Spirit Grooves Blogs
OUT OF THE COLD

Published on March 15, 2014



Today we were out in the woods with the dogs. The snowpack is shrinking and, if I am careful, I don't sink below the tops of my books. Margaret and I are making a loop through the forest, perhaps a quarter of a mile in length, perhaps a little longer. We go around again and again until we have had enough. We call the place "Up Top," because it is one of the highest places around, Michigan mostly having been scraped flat by a glacier many centuries ago. We say "Want to go Up-Top?" We have just completed a second lap and climbed up a fairly steep hill to where our car is parked.

To my surprise, another car is parked right behind ours. It is our daughter Anne's, which means she and my granddaughter Emma must be somewhere out in the loop, since I can't see anyone. One of the dogs, Lukah (a pie-eyed husky – one blue, one brown eye) picks up the scent of the girls and is gone in a flash, streaking down the slippery water-covered ice toward where they must have gone.

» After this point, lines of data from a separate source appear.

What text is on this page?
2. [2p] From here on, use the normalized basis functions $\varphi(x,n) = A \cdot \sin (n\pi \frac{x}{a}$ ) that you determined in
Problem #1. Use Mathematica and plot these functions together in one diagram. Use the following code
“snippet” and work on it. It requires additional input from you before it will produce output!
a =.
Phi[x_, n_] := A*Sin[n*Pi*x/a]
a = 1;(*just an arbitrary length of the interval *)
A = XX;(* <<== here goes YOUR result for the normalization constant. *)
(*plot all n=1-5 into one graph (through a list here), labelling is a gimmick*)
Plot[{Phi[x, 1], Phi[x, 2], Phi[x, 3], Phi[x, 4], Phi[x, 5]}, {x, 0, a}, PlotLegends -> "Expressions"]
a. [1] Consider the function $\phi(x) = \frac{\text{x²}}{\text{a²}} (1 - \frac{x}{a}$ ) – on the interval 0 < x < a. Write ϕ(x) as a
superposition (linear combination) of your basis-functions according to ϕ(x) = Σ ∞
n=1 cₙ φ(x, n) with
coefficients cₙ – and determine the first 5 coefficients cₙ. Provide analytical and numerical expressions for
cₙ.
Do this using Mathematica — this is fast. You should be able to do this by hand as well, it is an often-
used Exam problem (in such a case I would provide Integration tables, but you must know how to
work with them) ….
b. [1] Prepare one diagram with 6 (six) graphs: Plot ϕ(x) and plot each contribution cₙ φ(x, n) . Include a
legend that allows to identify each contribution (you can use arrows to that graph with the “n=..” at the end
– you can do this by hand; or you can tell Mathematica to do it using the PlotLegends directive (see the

And sure enough, round a bend, there they all are, our two dogs, daughter Anne, and granddaughter Emma. Emma is waving us at from the distance. This morning, when she came in, the first things she said to me was "Grandpa, you got any news?" I have to laugh, because this is what I always ask people. Here she was out in the snow happy to see me.

Soon we are all walking together, little Emma between grandma and grandpa, each of us holding one of her little hands, and helping her negotiate the sometimes too-deep-for-Emma snow. When we come to the big downward hill, where it would be easy to fall in the melting ice and snow, we have to go down by alternately sinking each heel in the deep snow, and creating like an icy staircase down the hill. Emma thoroughly enjoyed that.

Up the long and winding hill after reaching the bottom took more time. There we were, grandpa, grandma, daughter, and granddaughter (and two dogs) in the full sun, with the temperature hovering around 50 degrees. But there was a sometimes-wind that made it a lot cooler. And I thought to myself:

I don't remember doing something like this with my own four kids, but I know I must have. Anyway, they assure me I did. Grandkids are such a way to revisit the past, even without a déjà vu memory. All this lip service about completing the circle of life, coming around the generation bend, these old chestnuts that I had mostly ignored up to now, began to come to life out on that hill, in the warm sun, with that tiny hand hanging on to mine.

Earlier that morning Emma and I were sitting in my office, with her on my knee, listening to a new song from my son-in-law (Emma's Uncle) Seth Bernard called "We Can Change Our Own Mind." This song is in a new style of music for Seth and May, part of a collaboration between Seth, my daughter May, and our friend Tyler Duncan. That song came to mind as I trudged through the snow as I realized that I was changing my own mind or put in another way: my mind was changing right before my eyes.

Later that night, before Emma went to bed, she is telling me the story of going out in the woods with me, telling me we both had our coats on and how fast the dogs were running. Wordsworth's line rang through my head, "The child is father to the man." The child is also father to the grandpa.

[Photo of me coming back from an winter's photo shot. Not sure who took this.]